“The single biggest problem in communication is the illusion that it has taken place”. George Bernard Shaw.
As a person who can’t see the screen of my iDevice I rely quite a lot on Siri. Whilst as a male over fifty, with some level of hearing loss, I find the male voice (available in the latest upgrade) easier to understand, I fear I may have lost somewhat in emotional intelligence following the change. But that would be assigning gender qualities to my iDevice wouldn’t it?
I asked Siri to do something for me last Sunday morning at about ten o’clock, and the response was incredibly slow and a bit sulky. This caused me to wonder whether Siri was, in fact, a teenager.
Now I have some experience with this particular self-sustaining life form, having been more or less successfully trained by one some years ago, and then submitting myself to the training process all over again during the last four or five years. So I considered the general approach of the teenage life form, and realised that my hypothesis was further supported by the latest adaptation for Siri, in which you can just lift the i-Device to your ear rather than pushing the button to talk. This seemed to equate well with the teenage preponderance for an immediately oppositional position to anything which requires movement, or “leaving the cave”.
I decided to try fifteen (note the amount) of the phrases I regularly use with teenagers, and check Siri’s responses. The results – as well as looking remarkably like the lists in most Buzzfeed articles – confirmed my hypothesis.
So here they are-
Comment 1. You need to clean up your room!
Siri: You are certainly entitled to that opinion.
Comment 2: You can’t go out wearing that!
Siri: Is that so!
Comment 3: (As asked by a grand-parent or older aunt or uncle in a vain attempt to sustain conversation with teenager) So, how tall are you? Siri: Not exceedingly big, but my gravitational pull is quite strong.
Comment 4: Have you done your homework?
Siri: I found an article on homework in Wikipedia. Shall I read it to you?
Comment 5: It’s a beautiful day. Why don’t you go outside?

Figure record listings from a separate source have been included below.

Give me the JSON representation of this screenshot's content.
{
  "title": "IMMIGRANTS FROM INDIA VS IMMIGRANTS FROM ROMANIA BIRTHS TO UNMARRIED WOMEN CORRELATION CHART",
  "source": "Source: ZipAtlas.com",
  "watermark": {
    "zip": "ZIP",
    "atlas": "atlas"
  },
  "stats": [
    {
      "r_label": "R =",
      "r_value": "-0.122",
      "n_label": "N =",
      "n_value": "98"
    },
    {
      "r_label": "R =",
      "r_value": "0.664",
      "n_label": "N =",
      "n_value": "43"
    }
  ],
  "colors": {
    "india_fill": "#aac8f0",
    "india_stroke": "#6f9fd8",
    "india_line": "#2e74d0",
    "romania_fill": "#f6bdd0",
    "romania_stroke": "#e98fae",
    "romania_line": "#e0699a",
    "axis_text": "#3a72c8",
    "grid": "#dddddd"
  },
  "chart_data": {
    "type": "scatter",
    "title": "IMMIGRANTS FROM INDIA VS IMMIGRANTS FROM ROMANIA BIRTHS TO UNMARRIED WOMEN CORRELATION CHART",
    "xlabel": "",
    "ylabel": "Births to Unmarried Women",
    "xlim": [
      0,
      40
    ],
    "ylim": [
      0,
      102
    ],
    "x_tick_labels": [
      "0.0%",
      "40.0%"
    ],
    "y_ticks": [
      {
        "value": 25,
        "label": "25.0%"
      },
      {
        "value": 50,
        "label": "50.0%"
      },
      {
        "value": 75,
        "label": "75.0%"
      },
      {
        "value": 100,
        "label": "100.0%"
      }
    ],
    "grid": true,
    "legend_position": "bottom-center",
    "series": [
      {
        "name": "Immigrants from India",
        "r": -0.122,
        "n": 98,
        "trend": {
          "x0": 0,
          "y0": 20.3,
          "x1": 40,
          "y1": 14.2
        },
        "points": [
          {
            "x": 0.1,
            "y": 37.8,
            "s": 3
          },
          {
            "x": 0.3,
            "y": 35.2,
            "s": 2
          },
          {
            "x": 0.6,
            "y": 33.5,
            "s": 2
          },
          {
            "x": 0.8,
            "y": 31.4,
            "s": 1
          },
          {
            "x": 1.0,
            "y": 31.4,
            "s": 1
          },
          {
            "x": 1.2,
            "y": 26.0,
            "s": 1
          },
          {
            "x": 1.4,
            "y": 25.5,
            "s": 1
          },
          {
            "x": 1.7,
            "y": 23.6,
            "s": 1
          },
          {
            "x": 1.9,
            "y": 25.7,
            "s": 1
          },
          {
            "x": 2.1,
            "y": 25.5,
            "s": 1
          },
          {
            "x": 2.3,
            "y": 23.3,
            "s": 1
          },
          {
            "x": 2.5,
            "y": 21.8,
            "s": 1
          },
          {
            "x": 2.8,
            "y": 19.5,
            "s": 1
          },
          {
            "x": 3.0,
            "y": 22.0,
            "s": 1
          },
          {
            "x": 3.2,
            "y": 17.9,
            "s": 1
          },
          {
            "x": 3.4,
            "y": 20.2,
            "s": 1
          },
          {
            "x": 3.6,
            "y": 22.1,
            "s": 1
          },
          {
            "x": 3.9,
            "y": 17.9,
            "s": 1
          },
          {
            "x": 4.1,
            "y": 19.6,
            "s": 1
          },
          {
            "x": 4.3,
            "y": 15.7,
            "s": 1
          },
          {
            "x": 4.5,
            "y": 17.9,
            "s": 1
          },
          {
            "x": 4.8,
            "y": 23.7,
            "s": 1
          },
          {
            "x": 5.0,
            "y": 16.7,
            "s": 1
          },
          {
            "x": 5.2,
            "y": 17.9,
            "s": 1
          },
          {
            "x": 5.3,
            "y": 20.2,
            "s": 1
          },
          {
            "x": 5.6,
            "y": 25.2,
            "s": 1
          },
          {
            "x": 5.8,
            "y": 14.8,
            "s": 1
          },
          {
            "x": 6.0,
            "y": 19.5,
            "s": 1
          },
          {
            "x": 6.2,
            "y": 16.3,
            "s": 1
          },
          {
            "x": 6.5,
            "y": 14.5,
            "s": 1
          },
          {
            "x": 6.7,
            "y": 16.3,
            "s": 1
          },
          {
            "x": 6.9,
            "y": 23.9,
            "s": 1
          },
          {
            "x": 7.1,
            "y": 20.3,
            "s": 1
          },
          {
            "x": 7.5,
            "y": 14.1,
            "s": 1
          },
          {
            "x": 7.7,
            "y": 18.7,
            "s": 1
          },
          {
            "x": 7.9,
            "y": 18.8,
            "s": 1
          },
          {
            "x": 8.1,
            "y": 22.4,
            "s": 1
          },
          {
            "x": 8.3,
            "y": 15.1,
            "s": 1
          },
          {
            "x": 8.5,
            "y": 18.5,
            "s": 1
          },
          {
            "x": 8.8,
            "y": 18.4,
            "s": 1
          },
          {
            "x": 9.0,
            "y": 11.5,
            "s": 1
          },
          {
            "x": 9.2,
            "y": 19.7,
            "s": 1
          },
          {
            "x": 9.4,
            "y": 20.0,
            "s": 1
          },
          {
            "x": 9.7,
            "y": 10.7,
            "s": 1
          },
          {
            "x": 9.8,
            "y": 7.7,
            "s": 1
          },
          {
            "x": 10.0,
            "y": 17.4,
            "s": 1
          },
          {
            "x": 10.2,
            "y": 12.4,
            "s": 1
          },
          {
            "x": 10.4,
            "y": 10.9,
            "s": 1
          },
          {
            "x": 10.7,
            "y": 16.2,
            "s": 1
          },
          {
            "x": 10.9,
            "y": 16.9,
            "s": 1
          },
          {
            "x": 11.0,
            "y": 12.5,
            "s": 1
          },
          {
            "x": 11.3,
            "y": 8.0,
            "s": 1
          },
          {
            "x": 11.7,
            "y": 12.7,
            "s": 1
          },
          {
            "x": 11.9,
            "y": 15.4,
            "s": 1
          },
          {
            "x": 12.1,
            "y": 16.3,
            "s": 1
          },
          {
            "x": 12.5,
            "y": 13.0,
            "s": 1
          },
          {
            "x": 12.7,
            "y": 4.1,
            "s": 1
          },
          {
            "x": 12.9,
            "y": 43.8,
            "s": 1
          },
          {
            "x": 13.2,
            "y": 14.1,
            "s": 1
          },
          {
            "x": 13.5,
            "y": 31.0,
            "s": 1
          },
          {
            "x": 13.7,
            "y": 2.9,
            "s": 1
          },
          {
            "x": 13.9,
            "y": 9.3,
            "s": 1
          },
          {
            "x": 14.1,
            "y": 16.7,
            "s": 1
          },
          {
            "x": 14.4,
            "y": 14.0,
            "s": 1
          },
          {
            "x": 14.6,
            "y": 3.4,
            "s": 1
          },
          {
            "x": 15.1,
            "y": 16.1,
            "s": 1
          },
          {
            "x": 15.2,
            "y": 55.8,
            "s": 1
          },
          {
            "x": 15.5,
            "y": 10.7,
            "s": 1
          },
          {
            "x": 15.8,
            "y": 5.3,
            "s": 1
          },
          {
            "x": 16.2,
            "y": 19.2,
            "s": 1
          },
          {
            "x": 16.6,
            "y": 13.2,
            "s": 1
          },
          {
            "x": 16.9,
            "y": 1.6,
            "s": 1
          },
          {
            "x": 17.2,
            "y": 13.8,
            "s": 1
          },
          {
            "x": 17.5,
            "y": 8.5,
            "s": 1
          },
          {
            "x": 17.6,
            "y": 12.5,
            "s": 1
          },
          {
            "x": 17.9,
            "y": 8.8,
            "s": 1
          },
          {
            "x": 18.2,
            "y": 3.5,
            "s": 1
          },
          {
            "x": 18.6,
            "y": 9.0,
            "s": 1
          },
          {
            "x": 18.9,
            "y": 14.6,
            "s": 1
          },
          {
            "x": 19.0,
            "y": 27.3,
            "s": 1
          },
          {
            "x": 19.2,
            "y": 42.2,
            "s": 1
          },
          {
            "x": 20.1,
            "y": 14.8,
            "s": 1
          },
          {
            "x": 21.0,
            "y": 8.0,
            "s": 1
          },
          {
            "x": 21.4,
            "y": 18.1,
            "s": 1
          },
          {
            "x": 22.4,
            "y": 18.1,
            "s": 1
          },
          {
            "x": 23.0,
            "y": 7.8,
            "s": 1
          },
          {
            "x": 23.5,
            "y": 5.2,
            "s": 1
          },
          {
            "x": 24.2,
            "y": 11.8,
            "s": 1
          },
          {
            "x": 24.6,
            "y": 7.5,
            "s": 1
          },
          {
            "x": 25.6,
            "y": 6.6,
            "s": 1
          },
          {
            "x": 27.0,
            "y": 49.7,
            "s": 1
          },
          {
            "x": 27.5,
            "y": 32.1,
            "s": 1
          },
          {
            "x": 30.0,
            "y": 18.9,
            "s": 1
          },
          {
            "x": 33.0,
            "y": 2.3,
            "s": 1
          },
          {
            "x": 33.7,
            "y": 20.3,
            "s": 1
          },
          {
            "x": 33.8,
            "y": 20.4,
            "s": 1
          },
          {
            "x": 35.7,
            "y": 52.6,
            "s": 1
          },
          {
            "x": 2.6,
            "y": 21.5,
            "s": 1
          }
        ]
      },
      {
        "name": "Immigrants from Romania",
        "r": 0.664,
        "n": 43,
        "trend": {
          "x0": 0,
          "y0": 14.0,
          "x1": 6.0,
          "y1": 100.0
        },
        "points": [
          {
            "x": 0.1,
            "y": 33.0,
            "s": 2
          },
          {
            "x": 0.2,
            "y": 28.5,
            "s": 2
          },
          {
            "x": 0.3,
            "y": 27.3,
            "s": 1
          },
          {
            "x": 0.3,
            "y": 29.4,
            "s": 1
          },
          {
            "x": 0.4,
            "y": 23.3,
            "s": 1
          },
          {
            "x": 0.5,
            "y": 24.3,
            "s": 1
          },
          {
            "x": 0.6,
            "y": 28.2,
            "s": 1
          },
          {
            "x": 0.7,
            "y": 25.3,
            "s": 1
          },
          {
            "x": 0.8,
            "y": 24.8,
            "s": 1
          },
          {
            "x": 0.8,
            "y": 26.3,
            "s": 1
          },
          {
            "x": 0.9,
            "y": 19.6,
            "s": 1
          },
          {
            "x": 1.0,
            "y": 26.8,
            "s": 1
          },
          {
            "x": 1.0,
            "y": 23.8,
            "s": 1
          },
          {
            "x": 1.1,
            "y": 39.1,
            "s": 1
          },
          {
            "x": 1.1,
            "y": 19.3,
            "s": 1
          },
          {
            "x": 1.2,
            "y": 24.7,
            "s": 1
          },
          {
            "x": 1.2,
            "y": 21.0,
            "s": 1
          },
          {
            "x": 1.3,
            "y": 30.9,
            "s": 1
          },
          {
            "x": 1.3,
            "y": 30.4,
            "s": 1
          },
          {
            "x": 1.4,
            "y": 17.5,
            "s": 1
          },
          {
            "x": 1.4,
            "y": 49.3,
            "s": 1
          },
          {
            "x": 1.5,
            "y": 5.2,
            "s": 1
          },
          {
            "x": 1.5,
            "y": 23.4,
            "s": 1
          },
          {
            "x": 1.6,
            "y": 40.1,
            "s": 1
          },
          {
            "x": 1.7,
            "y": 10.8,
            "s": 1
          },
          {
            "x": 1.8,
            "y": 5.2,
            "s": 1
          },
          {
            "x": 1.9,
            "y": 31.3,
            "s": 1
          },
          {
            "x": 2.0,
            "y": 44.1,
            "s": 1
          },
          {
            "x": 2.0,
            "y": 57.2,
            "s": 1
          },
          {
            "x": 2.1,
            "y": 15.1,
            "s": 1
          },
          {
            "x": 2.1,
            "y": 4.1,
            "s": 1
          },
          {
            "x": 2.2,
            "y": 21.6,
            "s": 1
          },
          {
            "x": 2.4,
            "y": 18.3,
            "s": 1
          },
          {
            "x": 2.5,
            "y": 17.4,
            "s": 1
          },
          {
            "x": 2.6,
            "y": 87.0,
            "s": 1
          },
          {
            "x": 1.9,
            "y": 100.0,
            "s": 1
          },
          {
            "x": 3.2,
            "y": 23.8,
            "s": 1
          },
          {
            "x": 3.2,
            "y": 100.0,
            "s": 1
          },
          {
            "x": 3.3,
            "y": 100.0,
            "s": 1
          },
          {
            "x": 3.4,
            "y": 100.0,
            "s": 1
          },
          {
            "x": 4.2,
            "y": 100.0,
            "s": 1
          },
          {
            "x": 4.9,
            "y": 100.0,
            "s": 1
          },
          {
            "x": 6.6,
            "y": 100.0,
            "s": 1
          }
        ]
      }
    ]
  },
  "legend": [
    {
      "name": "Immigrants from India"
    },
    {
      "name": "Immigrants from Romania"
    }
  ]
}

Siri: I don’t understand it’s a beautiful day, why don’t you go outside. But I could search the web for it.
Comment 6: What time are you getting out of bed?
Siri: Checking my sources on the web for that.
Comment 7: I don’t care what you say, you are not going.
Siri: Ok, you don’t then!
Comment 8: When are you going to have something to eat?
Siri: I can’t really say.
Comment 9: Can you clean the bathroom?
Siri: I’m not sure if I’m able to do that or not, but I’m always learning new things.
Comment 10: Just listen to me!
Siri: You’re coming through loud and clear.
Comment 11: Have you considered that, as an adult, I might just have a bit more experience on the subject? Siri: Who? Me?
Comment 12: Should we talk about sex, and taking precautions? Siri: I’m sure I don’t know.
Comment 13: Just do it! don’t answer back!
Siri: I’m not sure I understand.
Comment 14: I will count to ten before I answer that.
Siri: I’m not sure what that means.
Comment 15: It’s not that I don’t trust you, I’m just not sure you’re ready to do that yet. Siri: If you insist!
All of the above comments and responses by Siri are true, and I can assure you that – although it was close at times – no iDevice was harmed in the writing of this blog.
Much silly comments! Very annoying! Wow!
What’s your funniest experience with Siri, and how old do you think Siri is? Siri tells me that a gender has not been assigned, so I have refrained in this blog from using female or male pronouns.
Graeme Innes is a doting dad, who constantly annoys and embarrasses the teenagers in his life by emailing them articles from Buzzfeed, and persistently failing to be too cool for school.